The people of the Arctic filed a landmark human rights complaint against the United States, blaming the world's No. 1 carbon polluter for stoking the global warming that is destroying their habitat.

The Inuit Circumpolar Conference (ICC), representing native people in the vast, sparsely-populated region girdling the Earth's far north, said they had petitioned an inter-American panel to seek relief for Canadian and US Inuit.

"For Inuit, warming is likely to disrupt or even destroy their hunting and food-sharing culture as reduced sea ice causes the animals on which they depend to decline, become less accessible, and possibly become extinct," said Robert Corell, who spearheaded an Arctic climate impact assessment.

More than 150,000 Inuit, formerly called eskimos, are spread throughout the vast frozen northern territories of Alaska, Canada, Greenland, Scandinavia and Russia.

These regions have experienced the most rapid and severe climate change on earth, according to Corell's assessment, which was prepared over four years by more than 300 scientists from 15 countries and six indigenous organizations.

Global warming has caused the northern ice cover to retreat, making it more dangerous for the Inuit to hunt food animals such as polar bears, seals and caribou, their investigation found.

These animals also face decline or extinction, unable to adapt to warmer temperatures as their own access to food sources, breeding grounds and migration routes are altered.

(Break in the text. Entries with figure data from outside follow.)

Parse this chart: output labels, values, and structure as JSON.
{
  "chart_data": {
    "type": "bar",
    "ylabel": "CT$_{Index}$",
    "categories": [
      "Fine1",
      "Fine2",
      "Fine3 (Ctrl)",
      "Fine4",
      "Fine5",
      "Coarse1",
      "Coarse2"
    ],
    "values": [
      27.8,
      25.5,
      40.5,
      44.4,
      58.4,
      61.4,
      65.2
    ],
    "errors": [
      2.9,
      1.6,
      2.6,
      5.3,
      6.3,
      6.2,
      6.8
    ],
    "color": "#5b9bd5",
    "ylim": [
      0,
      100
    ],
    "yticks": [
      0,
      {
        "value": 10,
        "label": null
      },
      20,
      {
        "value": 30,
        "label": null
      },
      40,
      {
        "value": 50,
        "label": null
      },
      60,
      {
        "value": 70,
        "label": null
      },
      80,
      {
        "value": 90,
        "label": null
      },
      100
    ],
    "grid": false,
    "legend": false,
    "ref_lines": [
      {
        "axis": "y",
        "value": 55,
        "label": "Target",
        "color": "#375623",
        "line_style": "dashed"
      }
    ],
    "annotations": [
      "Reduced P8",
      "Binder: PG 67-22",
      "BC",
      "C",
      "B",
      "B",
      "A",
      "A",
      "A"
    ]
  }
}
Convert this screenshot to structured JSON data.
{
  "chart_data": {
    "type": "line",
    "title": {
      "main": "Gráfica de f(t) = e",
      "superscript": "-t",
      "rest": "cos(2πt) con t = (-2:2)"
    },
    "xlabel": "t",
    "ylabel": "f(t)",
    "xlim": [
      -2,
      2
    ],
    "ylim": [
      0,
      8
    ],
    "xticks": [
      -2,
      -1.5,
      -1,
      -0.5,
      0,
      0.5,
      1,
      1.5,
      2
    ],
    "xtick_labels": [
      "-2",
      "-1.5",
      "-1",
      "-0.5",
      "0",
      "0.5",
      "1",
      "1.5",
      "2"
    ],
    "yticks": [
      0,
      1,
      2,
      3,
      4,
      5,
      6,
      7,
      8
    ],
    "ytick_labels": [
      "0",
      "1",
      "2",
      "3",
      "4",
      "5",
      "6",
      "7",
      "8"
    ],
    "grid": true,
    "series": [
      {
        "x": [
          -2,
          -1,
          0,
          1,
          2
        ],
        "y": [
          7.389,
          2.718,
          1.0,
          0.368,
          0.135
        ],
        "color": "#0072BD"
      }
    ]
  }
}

And, rising sea levels and flooding threaten coastal Inuit communities.

"Inuit are an ancient people. Our way of life is dependent on the natural environment and animals. Climate change is destroying our environment and eroding our culture," said Sheila Watt-Cloutier, the ICC chair.

"But we refuse to disappear. We will not become a footnote to globalization."

The petition urges the Washington-based Inter-American Commission on Human Rights to declare the United States to be in violation of the 1948 American Declaration of the Rights and Duties of Man.

It also wants the Commission to recommend that the United States adopt mandatory limits of its greenhouse-gas emission and join international efforts to curb global warming.

And it wants the Commission to declare the United States should help the Inuit adapt to unavoidable impacts of climate change.

If the Commission rules in favour, the impact will be more political than legal, the ICC acknowledged.

The panel, part of the Organisation of American States (OAS), is empowered to investigate and comment on human rights abuses, but has no power of enforcement.

Rising emissions of carbon dioxide (CO2) and other greenhouse gases primarily caused by burning fossil fuels are expected to warm the Arctic about 4-7 C (7.2-12.6 F), about twice the global average rise, over the next century, the ICC report concluded.

These dramatic climate changes "violate the Inuit's right to practice and enjoy the benefits of their culture."

Canadian Prime Minister Paul Martin added to this gloomy tableau.

"High in the Arctic, in our interior and along our coasts, the country we know is being transformed," he said.

"Winters are growing milder, summers hotter and more severe, there is plant life where before there was none; there is water where before there was ice. Our permafrost is thawing -- and releasing methane gas into the atmosphere, accelerating climate change itself."

"Within short decades, the Northwest Passage, the famously un-navigable thoroughfare of history, may be passable -- a striking and unsettling example of our delicate balance succumbing to untenable strain," Martin added.

The United States, with only five percent of the world's population, emits some 25 percent of all harmful greenhouse gases.

Washington signed the 1992 Rio Convention on climate change and the Kyoto Protocol, but refused to ratify the latter.

The Inuit petition came as more than 100 ministers gathered Wednesday for the main part of a UN climate change conference in Montreal that has been going on since November 28 and is to end Friday.